Gallery 721 is a small space that seems to function mainly as a pass-through to get to the other galleries on the floor. It holds just two works, a portrait of a boy by John Durand, a colonial-era painter, and the painted door with companion panels that is the subject of today's entry.

The door actually seems to be a double door (or how would anyone get through it?), perhaps 40 inches wide and quite tall (10 feet?). At the top is a horizontal rectangular panel showing Elijah being drawn up to heaven in his fiery chariot. The remaining six panels are vertical and completely different in character: They show flowers arranged alternately in ceramic baskets or double-handled vases, all different from each other. (One vase, for example, has a human face on its front.)  The flowers are painted largely in delicate tones of pink with dark green leaves and also differ from one panel to the next. Among them, I recognize tulips, a rose, and a sunflower, and a gardener would undoubtedly be able to identify many more.  The forms are simple, and the panels impress me as the work of a folk artist rather than an academically trained one, but I admire the effort to introduce variety and visual interest and to beautify a utilitarian structure.
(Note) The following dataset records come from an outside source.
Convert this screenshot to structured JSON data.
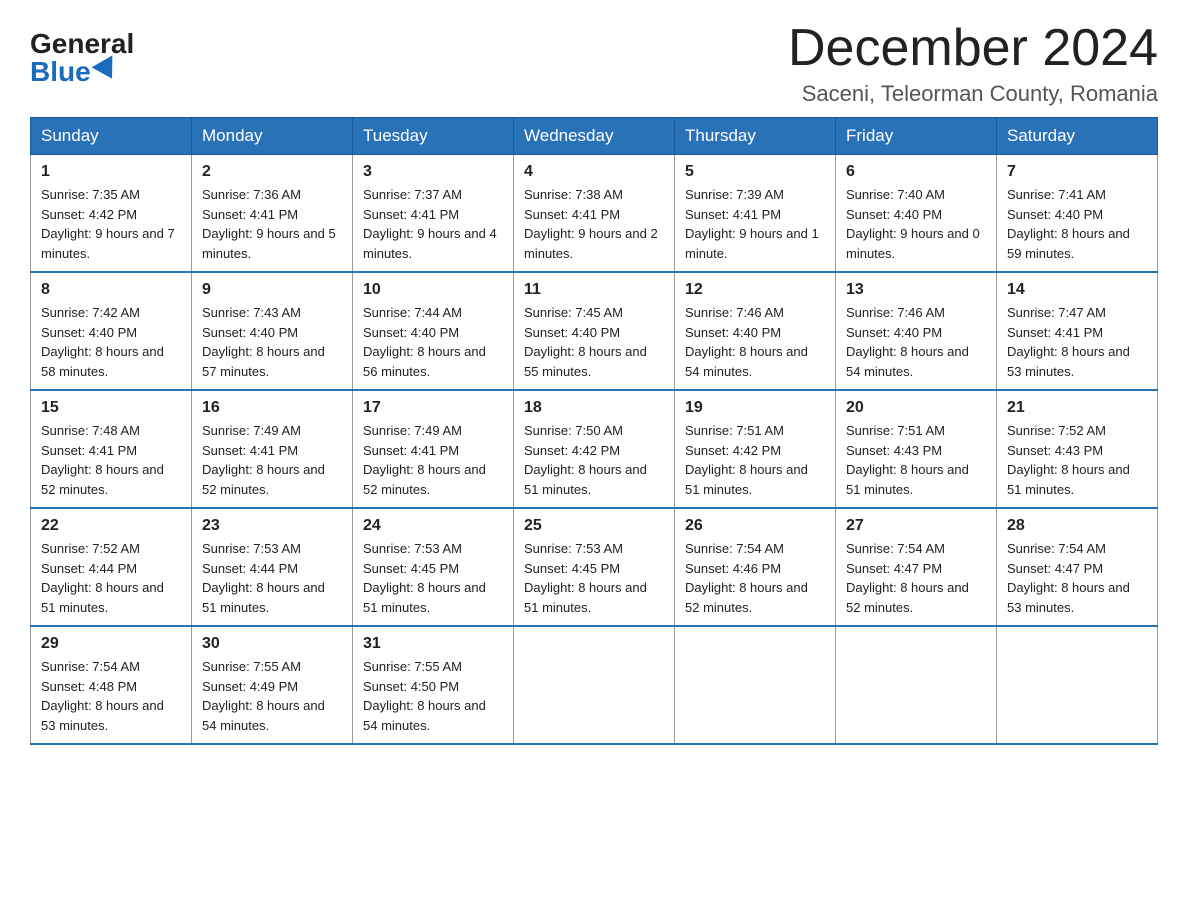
{
  "logo": {
    "general": "General",
    "blue": "Blue"
  },
  "header": {
    "month_year": "December 2024",
    "location": "Saceni, Teleorman County, Romania"
  },
  "weekdays": [
    "Sunday",
    "Monday",
    "Tuesday",
    "Wednesday",
    "Thursday",
    "Friday",
    "Saturday"
  ],
  "weeks": [
    [
      {
        "day": "1",
        "sunrise": "7:35 AM",
        "sunset": "4:42 PM",
        "daylight": "9 hours and 7 minutes."
      },
      {
        "day": "2",
        "sunrise": "7:36 AM",
        "sunset": "4:41 PM",
        "daylight": "9 hours and 5 minutes."
      },
      {
        "day": "3",
        "sunrise": "7:37 AM",
        "sunset": "4:41 PM",
        "daylight": "9 hours and 4 minutes."
      },
      {
        "day": "4",
        "sunrise": "7:38 AM",
        "sunset": "4:41 PM",
        "daylight": "9 hours and 2 minutes."
      },
      {
        "day": "5",
        "sunrise": "7:39 AM",
        "sunset": "4:41 PM",
        "daylight": "9 hours and 1 minute."
      },
      {
        "day": "6",
        "sunrise": "7:40 AM",
        "sunset": "4:40 PM",
        "daylight": "9 hours and 0 minutes."
      },
      {
        "day": "7",
        "sunrise": "7:41 AM",
        "sunset": "4:40 PM",
        "daylight": "8 hours and 59 minutes."
      }
    ],
    [
      {
        "day": "8",
        "sunrise": "7:42 AM",
        "sunset": "4:40 PM",
        "daylight": "8 hours and 58 minutes."
      },
      {
        "day": "9",
        "sunrise": "7:43 AM",
        "sunset": "4:40 PM",
        "daylight": "8 hours and 57 minutes."
      },
      {
        "day": "10",
        "sunrise": "7:44 AM",
        "sunset": "4:40 PM",
        "daylight": "8 hours and 56 minutes."
      },
      {
        "day": "11",
        "sunrise": "7:45 AM",
        "sunset": "4:40 PM",
        "daylight": "8 hours and 55 minutes."
      },
      {
        "day": "12",
        "sunrise": "7:46 AM",
        "sunset": "4:40 PM",
        "daylight": "8 hours and 54 minutes."
      },
      {
        "day": "13",
        "sunrise": "7:46 AM",
        "sunset": "4:40 PM",
        "daylight": "8 hours and 54 minutes."
      },
      {
        "day": "14",
        "sunrise": "7:47 AM",
        "sunset": "4:41 PM",
        "daylight": "8 hours and 53 minutes."
      }
    ],
    [
      {
        "day": "15",
        "sunrise": "7:48 AM",
        "sunset": "4:41 PM",
        "daylight": "8 hours and 52 minutes."
      },
      {
        "day": "16",
        "sunrise": "7:49 AM",
        "sunset": "4:41 PM",
        "daylight": "8 hours and 52 minutes."
      },
      {
        "day": "17",
        "sunrise": "7:49 AM",
        "sunset": "4:41 PM",
        "daylight": "8 hours and 52 minutes."
      },
      {
        "day": "18",
        "sunrise": "7:50 AM",
        "sunset": "4:42 PM",
        "daylight": "8 hours and 51 minutes."
      },
      {
        "day": "19",
        "sunrise": "7:51 AM",
        "sunset": "4:42 PM",
        "daylight": "8 hours and 51 minutes."
      },
      {
        "day": "20",
        "sunrise": "7:51 AM",
        "sunset": "4:43 PM",
        "daylight": "8 hours and 51 minutes."
      },
      {
        "day": "21",
        "sunrise": "7:52 AM",
        "sunset": "4:43 PM",
        "daylight": "8 hours and 51 minutes."
      }
    ],
    [
      {
        "day": "22",
        "sunrise": "7:52 AM",
        "sunset": "4:44 PM",
        "daylight": "8 hours and 51 minutes."
      },
      {
        "day": "23",
        "sunrise": "7:53 AM",
        "sunset": "4:44 PM",
        "daylight": "8 hours and 51 minutes."
      },
      {
        "day": "24",
        "sunrise": "7:53 AM",
        "sunset": "4:45 PM",
        "daylight": "8 hours and 51 minutes."
      },
      {
        "day": "25",
        "sunrise": "7:53 AM",
        "sunset": "4:45 PM",
        "daylight": "8 hours and 51 minutes."
      },
      {
        "day": "26",
        "sunrise": "7:54 AM",
        "sunset": "4:46 PM",
        "daylight": "8 hours and 52 minutes."
      },
      {
        "day": "27",
        "sunrise": "7:54 AM",
        "sunset": "4:47 PM",
        "daylight": "8 hours and 52 minutes."
      },
      {
        "day": "28",
        "sunrise": "7:54 AM",
        "sunset": "4:47 PM",
        "daylight": "8 hours and 53 minutes."
      }
    ],
    [
      {
        "day": "29",
        "sunrise": "7:54 AM",
        "sunset": "4:48 PM",
        "daylight": "8 hours and 53 minutes."
      },
      {
        "day": "30",
        "sunrise": "7:55 AM",
        "sunset": "4:49 PM",
        "daylight": "8 hours and 54 minutes."
      },
      {
        "day": "31",
        "sunrise": "7:55 AM",
        "sunset": "4:50 PM",
        "daylight": "8 hours and 54 minutes."
      },
      null,
      null,
      null,
      null
    ]
  ]
}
When I see the work, I think, "Oh, Pennsylvania," I guess because I've seen a good deal of painted furniture from the Pennsulvania Dutch area. It turns out that the door comes from a farmhouse in Griggstown, New Jersey, which, I learn, is an unincorporated community a bit north of Trenton -   not so far from Pennsylvania, but not so near, either. I take some comfort in reading on the placard that the panels and door "exhibit a strong Dutch influence." And then I remember that the "Dutch" in "Pennsylvania Dutch" is actually a corruption of "Deutsch," and that the Pennsylvania settlers were German. Another "Oh well" moment.

I wonder where in the house the door was placed. Presumably inside, to protect it from the elements, and in a place where it would be seen and enjoyed by the house's owners and, I hope, by others.